Imagine you are the father of a family of five, and after an extended layoff you, you are out of unemployment benefits.

Your 16-year-old daughter is six months pregnant, and no one in the family has health insurance.

You start the month $200 in the hole. How will you make the bills? get the prenatal care she needs?

For a group of area residents, they did not have to imagine; they got a chance for it to see it all play out during a poverty simulation sponsored by the Circles Initiative, Peace Connections and the Mid-Kansas Community Action Program.

Participants in the simulation were assigned to families. They played the parts of mothers, fathers, children and grandparents.

Participants said the exercise opened their eyes to the plight of the poor.

“If the poor are treated like this in real life, as we are being treated here, it’s tough,” said Eli Bontrager of Newton.

Each family had a budget, had opportunities to use community resources to improve their circumstances and had unexpected life circumstances thrown in their path.
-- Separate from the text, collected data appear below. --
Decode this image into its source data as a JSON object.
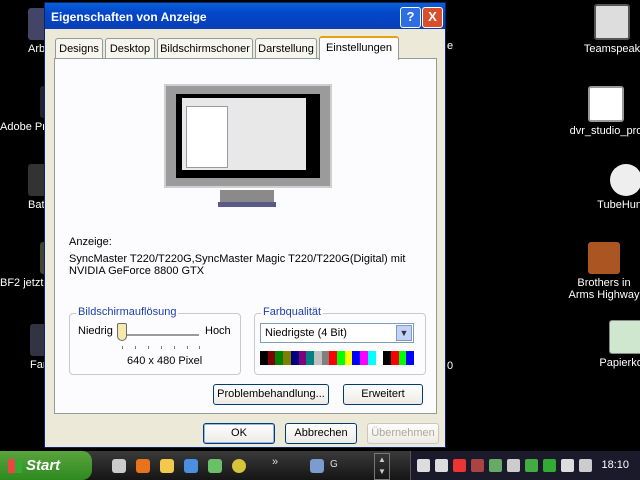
{
  "desktop": {
    "left_icons": [
      {
        "label": "Arb",
        "icon": "app-icon"
      },
      {
        "label": "Adobe Pre",
        "icon": "adobe-premiere-icon"
      },
      {
        "label": "Bat",
        "icon": "app-icon"
      },
      {
        "label": "BF2 jetzt",
        "icon": "game-icon"
      },
      {
        "label": "Far",
        "icon": "app-icon"
      }
    ],
    "right_icons": [
      {
        "label": "Teamspeak",
        "icon": "teamspeak-icon"
      },
      {
        "label": "dvr_studio_pro",
        "icon": "dvr-studio-icon"
      },
      {
        "label": "TubeHunter",
        "icon": "tubehunter-icon"
      },
      {
        "label": "Brothers in Arms Highway",
        "icon": "game-icon"
      },
      {
        "label": "Papierkorb",
        "icon": "recycle-bin-icon"
      }
    ],
    "stray_text": [
      "e",
      "0"
    ]
  },
  "dialog": {
    "title": "Eigenschaften von Anzeige",
    "help_label": "?",
    "close_label": "X",
    "tabs": [
      "Designs",
      "Desktop",
      "Bildschirmschoner",
      "Darstellung",
      "Einstellungen"
    ],
    "active_tab": "Einstellungen",
    "display_label": "Anzeige:",
    "display_line1": "SyncMaster T220/T220G,SyncMaster Magic T220/T220G(Digital) mit",
    "display_line2": "NVIDIA GeForce 8800 GTX",
    "resolution": {
      "legend": "Bildschirmauflösung",
      "low_label": "Niedrig",
      "high_label": "Hoch",
      "value_text": "640 x 480 Pixel",
      "slider_position": 0
    },
    "color_quality": {
      "legend": "Farbqualität",
      "selected": "Niedrigste (4 Bit)"
    },
    "palette_colors": [
      "#000000",
      "#800000",
      "#008000",
      "#808000",
      "#000080",
      "#800080",
      "#008080",
      "#c0c0c0",
      "#808080",
      "#ff0000",
      "#00ff00",
      "#ffff00",
      "#0000ff",
      "#ff00ff",
      "#00ffff",
      "#ffffff",
      "#000000",
      "#ff0000",
      "#00ff00",
      "#0000ff"
    ],
    "troubleshoot_label": "Problembehandlung...",
    "advanced_label": "Erweitert",
    "ok_label": "OK",
    "cancel_label": "Abbrechen",
    "apply_label": "Übernehmen"
  },
  "taskbar": {
    "start_label": "Start",
    "task_label": "G",
    "clock": "18:10"
  },
  "colors": {
    "titlebar": "#0a5fd8",
    "accent_tab": "#e8a10f",
    "legend_text": "#1f3fa8"
  }
}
The mock families had to try to play out a month’s worth of working, school, paying bills and buying groceries.

Two of the families in the simulation had their homes foreclosed on. The group learned later the simulated foreclosures had been done illegally because the mortgage company had not used the court system to exercise the evictions. Two families were robbed. Others had to deal with crime and illness.

The participants in the simulation expressed their frustrations at long lines and complex forms to fill out for assistance.

“I had a sense of frustration,” Jan Saab of Newton said. “It seemed as if we were doing everything correctly, and everything was falling apart on us.

“My brother didn’t think my mother was using her time wisely, but my feeling was there were not enough hours in the day to get everything done.”

Marion Kesler, Mid-Kansas Community Action Program director, said her agency has 15 to 20 people coming in each day to apply for emergency assistance, and they did not have the staff to deal with them.

She said the agency was making appointments and asking applications to come back to the office.

Another participant noted most of the social service agencies were open 8 a.m. to 5 p.m., but if people spent their days applying for assistance, they had no time to apply for work.

“I was a father whose unemployment had run out. I didn’t have any minutes to look for work. It took time to go from place to place to apply for services,” said Vicki Adame´, participant and Santa Fe Middle School principal.

Even with assistance, families still struggled to pay bills and fulfill their families’ needs.

“I was feeling desperate. By the end of the month, we were out of money and food stamps,” said Cheyl Jefferson Bell of Newton.

The volunteers also expressed concerns about how the financial struggles affected their fictional families.

Barbara Bunting, simulation participant and Newton school board member, played the part of a child.

“Initially I heard the parents talking about the financial problems. I felt a lack of security. I wanted to do something to help.”

Bunting spent part of the simulation in juvenile detention, and she said the experience was more stable than the home environment.

“At least being incarcerated we had a schedule and television and food,” Bunting said.

Bunting also noted the teacher had been a constant for her character during her family’s time of turmoil.

“As a child, my parents couldn’t attend to me. The constant was my teacher, who could give me credit for the positive things I did.”

Kesler noted the financial profiles for the mock families in the simulation were not extremely low income. She said she wanted the participants to understand how easy it can be for families to fall out of the middle class.

“We are seeing more and more people laid off and seeing more and more people changing class,” she said.